The time when it was easiest for me to understand, though, was about two weeks before I flew back to the United States. I accompanied Mano a Mano to Aiquile, a town about four hours south of Cochabamba which had received medical supplies for their hospital at one of our donation events in October.
It was like the whole town had come out. The mayor was there, as well as other local dignitaries, and I sat through many speeches. At the end, the people doused Mano a Mano in flower petals and presented gifts. They then treated us to an incredible meal.
Emotions were visible in the speeches, the celebration and their faces. The health care that, to me, has always been an expectation, was something worthy of an enormous celebration in Aiquile. The speeches were not responses to my questions, but heartfelt outpourings that showed what Mano a Mano’s work continues to do.
A ceremony of this scale was not unusual. People would cover us in petals, give us necklaces made with potatoes, present us with gifts and break vases of chicha on our completed projects. Each of these events was a victory of sorts. After months or years of labor by Mano a Mano and by the communities, a project would finally be complete. We’d attend a ceremony, have a meal and drink a couple beers.
Then, we’d go back to Cochabamba for more 5 a.m. wake-ups and nights at the warehouse well past midnight.

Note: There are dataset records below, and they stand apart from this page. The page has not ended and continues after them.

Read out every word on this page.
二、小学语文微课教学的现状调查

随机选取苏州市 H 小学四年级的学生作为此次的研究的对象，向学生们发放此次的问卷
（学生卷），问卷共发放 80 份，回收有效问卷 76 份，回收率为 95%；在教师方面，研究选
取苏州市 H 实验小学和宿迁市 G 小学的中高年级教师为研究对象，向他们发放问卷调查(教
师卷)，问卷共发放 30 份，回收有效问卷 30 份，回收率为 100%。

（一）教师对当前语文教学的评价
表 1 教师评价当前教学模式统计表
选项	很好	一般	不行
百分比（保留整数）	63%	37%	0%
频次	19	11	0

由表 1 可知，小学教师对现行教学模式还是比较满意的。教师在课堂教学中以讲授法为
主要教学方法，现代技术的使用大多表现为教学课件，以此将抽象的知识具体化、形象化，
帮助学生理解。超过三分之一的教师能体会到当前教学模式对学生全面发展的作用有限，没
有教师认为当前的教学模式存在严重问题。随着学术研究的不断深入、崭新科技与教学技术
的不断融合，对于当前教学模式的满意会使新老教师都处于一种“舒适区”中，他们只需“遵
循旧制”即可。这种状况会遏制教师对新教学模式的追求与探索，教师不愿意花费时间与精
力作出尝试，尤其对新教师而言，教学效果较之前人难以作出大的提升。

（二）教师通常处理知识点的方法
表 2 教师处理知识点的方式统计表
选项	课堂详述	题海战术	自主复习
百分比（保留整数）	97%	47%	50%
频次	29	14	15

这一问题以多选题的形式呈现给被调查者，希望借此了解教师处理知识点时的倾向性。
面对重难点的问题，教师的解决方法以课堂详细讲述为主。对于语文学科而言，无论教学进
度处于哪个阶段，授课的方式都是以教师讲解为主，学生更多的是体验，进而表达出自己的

Mano a Mano hasn’t stopped constantly working for 22 years. The dedication of the people that I met was the most impressive aspect of being with the NGO. It was never about us. Growing up, I was used to – and expected – praise for my accomplishments.
Mano a Mano hasn’t stopped constantly working for 22 years. The dedication of the people that I met was the most impressive aspect of being with the NGO.
When I was in Bolivia, this was different. Working late into the night was the expectation, simply because there was always more work to do. One way or another, it always needed to be finished. There will always be more work for Mano a Mano.
During my last few weeks in Cochabamba, I was going crazy with anticipation. I was terribly homesick, and I wanted to go back to Brookline.
I don’t intend anything negative toward Mano a Mano by feeling that way. I had spent a lot of my time in Bolivia feeling very isolated – I had never lived on my own before, and I didn’t have anybody my age there after the Oxford volunteers left.
When I started my long journey home, I felt relief, but bittersweet as well. I had a 10-hour bus ride to Santa Cruz and 16 hours on planes or in airports to think about my three months and to think about what I was going back to.
In the early morning of October 26, I saw my parents at Logan International Airport in Boston. In the subsequent weeks, my glee at returning changed into something different. I sometimes feel now like it’s all gone, like those three months have been put up on a shelf indefinitely.
But then, I see one of thousands of pictures I took in Bolivia. I recall the taste of a salteña, or I picture a sunset at the C.E.A. I envision a smile on one of countless Quechua children that I saw playing soccer.
I remember pausing to watch the sun rise over the Bolivian Andes on that dirt road, and I know that it was worth it.
Thank you to Mano a Mano for giving me this opportunity. I miss Bolivia every day, and I will never forget those three months.